Friday, February 22, 2008

Exploring the Aggregate - avg function

avg


result = avg(set)



Lets say you have a text file named avg.txt which contains
1
2
3
4
5

So add that selecting 'use simple processing for standard CSV'
Add an avg function
And connect your Field1 to the nodes/rows of the avg function
Then create an output text component with 'simple processing'





Now if you click the Output tab you should get 3

Now, I don't know why you don't connect the Rows to the in-context it sort of seems like you should, but if you do it will give you a 5 (the last item in your list of numbers) maybe someone out there can explain this to me?

Lets do
1.1234
2.3
4.6
5.678
7.0000008

Which gets us 4.14028016

Well I didn't figure out where the rounding point of this happens but I think its around the 26th decimal point. I'll leave that to someone else to pursue.

1 comment:

Travis Waldorf said...

With regards to why connecting Rows to the parent-context of avg results in 5 (the last item), I think we can deduce that it is still performing the average function, but only on the last item. I think that connection is saying for each row (instead of for all rows) perform the average function, but the average block can only produce one result, and so it settles on the final result of the last item. This is confirmed by attempting to connecting the entire file group into the parent-context in the example.
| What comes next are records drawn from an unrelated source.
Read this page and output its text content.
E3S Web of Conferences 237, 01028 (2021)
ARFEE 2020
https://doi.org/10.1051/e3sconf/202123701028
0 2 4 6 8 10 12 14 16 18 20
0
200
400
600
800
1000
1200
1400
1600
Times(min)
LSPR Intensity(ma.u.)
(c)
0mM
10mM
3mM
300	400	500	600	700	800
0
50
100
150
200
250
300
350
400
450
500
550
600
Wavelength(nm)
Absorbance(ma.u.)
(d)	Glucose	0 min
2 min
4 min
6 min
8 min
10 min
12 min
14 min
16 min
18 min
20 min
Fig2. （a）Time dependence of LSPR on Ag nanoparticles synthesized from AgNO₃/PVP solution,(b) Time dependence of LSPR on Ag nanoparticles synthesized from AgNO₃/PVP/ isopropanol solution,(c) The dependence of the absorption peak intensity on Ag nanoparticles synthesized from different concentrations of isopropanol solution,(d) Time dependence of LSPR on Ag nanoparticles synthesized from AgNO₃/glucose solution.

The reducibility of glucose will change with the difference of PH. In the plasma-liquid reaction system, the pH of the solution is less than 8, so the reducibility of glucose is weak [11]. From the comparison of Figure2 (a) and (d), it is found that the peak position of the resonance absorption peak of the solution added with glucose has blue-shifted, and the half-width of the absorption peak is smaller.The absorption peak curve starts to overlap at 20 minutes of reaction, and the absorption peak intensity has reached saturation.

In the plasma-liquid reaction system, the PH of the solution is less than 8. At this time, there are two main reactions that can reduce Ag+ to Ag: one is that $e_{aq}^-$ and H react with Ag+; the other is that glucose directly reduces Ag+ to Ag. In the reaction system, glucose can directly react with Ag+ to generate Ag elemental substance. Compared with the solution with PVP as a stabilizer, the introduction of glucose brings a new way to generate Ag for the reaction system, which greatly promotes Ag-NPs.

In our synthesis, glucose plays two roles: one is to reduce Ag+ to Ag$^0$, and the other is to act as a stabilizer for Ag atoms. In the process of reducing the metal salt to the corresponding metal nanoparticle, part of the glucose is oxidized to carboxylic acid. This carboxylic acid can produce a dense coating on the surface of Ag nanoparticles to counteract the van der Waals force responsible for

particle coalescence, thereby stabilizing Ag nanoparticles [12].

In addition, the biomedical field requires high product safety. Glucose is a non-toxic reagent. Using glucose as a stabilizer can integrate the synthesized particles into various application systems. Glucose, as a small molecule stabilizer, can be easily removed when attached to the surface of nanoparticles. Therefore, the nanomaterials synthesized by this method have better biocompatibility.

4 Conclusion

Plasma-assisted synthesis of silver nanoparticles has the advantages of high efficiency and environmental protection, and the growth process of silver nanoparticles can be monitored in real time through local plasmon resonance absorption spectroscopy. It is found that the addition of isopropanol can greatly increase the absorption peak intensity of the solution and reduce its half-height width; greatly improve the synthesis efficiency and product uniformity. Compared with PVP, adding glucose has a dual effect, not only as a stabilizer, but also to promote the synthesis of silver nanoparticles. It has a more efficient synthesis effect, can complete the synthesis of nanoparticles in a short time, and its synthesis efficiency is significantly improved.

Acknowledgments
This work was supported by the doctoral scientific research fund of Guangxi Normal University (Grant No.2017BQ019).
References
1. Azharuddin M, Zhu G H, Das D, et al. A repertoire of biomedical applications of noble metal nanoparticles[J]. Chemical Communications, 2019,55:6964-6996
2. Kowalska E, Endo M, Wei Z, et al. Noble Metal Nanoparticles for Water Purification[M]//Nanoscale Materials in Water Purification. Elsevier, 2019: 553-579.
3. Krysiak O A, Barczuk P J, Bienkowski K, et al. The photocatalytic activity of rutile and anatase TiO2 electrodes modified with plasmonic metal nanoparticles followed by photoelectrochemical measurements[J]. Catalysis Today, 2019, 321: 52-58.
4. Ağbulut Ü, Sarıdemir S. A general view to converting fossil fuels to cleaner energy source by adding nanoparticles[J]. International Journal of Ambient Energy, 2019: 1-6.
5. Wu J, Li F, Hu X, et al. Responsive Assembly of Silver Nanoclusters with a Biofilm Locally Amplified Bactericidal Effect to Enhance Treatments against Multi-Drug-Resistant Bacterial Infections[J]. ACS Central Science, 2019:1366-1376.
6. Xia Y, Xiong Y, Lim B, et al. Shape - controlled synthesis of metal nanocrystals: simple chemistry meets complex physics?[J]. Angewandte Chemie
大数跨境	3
In this scenario, the average is correct as it is essentially calculating for each of it's children (for each group of rows, in our case we only have one group of rows, all rows) calculate the average of Field1's.

So it seems this is useful for escalating or deescalating the assumed group of averages, testing with multiple hierarchy layers would probably reveal what the aggregate average assumes with no connection (the absolute parent or the relative parent).